Und was die Befugnisse des Landtagspräsidenten anbelangt, so könne dieser Anträge nur in formeller Hinsicht prüfen und nicht nach dem Kriterium, ob er ihm inhaltlich gefalle oder nicht, meinte Ulm unter Berufung auf das Rechtsgutachten.

Deswegen ist die ÖVP auch überzeugt davon, dass die SPÖ im Landtag nicht umhinkommen wird, die Anträge zur Änderung des Wahlrechts zur Abstimmung zuzulassen. Für Juraczka wird der Freitag deshalb auch ein "Elchtest der Demokratie" werden, wie er erklärte. Sollte die SPÖ blockieren, sei der Gang vor den Verfassungsgerichtshof durchaus eine Möglichkeit, so Juraczka weiter. Die ÖVP rechnet auf jeden Fall damit, dass Kopietz bereits am Mittwochnachmittag im Zuge der Präsidiale sein geplantes Vorgehen kundtun wird.

ÖVP unterstützt Grüne

Was den Antrag der Grünen zur Änderung der Geschäftsordnung betrifft, hat die ÖVP angekündigt, diesen am Freitag unterstützen zu wollen. Die Änderung der Geschäftsordnung ist ein Versuch, den Spielraum des Landtagspräsidenten in Sachen Zusatzanträge einzuschränken - die "Wiener Zeitung" hat berichtet. Allerdings meint man bei der SPÖ, dass Änderungen der Geschäftsordnung erst ab dem Zeitpunkt der öffentlichen Verlautbarung bzw. erst ab der nächsten Landtagssitzung gültig sind. Die Grünen sind da anderer Meinung.

Tatsache ist, dass dieser Punkt am Montag auf die Tagesordnung der am Freitag stattfindenden Landtagssitzung gesetzt wurde.

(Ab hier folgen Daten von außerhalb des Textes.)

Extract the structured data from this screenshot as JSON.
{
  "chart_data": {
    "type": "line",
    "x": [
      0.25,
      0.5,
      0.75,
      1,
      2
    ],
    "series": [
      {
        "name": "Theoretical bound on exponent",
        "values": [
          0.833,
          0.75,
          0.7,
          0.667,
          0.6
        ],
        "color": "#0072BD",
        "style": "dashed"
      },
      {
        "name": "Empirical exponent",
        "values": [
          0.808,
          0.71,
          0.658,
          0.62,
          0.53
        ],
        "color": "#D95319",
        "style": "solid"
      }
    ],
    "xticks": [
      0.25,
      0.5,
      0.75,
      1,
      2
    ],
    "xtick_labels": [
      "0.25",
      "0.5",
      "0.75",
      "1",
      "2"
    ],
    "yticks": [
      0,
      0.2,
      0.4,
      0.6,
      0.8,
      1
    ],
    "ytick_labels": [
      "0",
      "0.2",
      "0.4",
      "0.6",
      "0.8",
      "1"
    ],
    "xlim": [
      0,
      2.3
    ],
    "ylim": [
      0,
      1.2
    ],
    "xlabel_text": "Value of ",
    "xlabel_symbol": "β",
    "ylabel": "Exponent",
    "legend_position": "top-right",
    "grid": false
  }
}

Wird die Änderung am Freitag beschlossen und tritt tatsächlich erst ab der nächsten Landtagssitzung in Kraft, dann könnte die SPÖ theoretisch die Landtagssitzungen bis zur Wahl aussetzen - oder die Wahl doch noch vorziehen. "Zuzutrauen ist es den Sozialdemokraten", meint man bei der Volkspartei.

Auf der anderen Seite appelliert die ÖVP an die Vernunft der Roten: "Das Porzellan, das man hier zerschlägt, steht in keinem Verhältnis zu den paar Mandaten, die die SPÖ mit der Wahlrechtsreform verlieren könnte", so Ulm.

Landtagspräsident entscheidet

Hat die SPÖ noch am Freitag die Grünen vor "verfassungswidrigen Tricksereien" im Zusammenhang mit Änderung der Geschäftsordnung gewarnt, zeigte man sich am Montag in Richtung ÖVP zurückhaltender: "Wir nehmen andere Rechtsmeinungen ernst. Faktum ist, wenn es solche gibt, dann gehen wir davon aus, dass der Landtagspräsident darüber entscheidet", sagte ein Sprecher.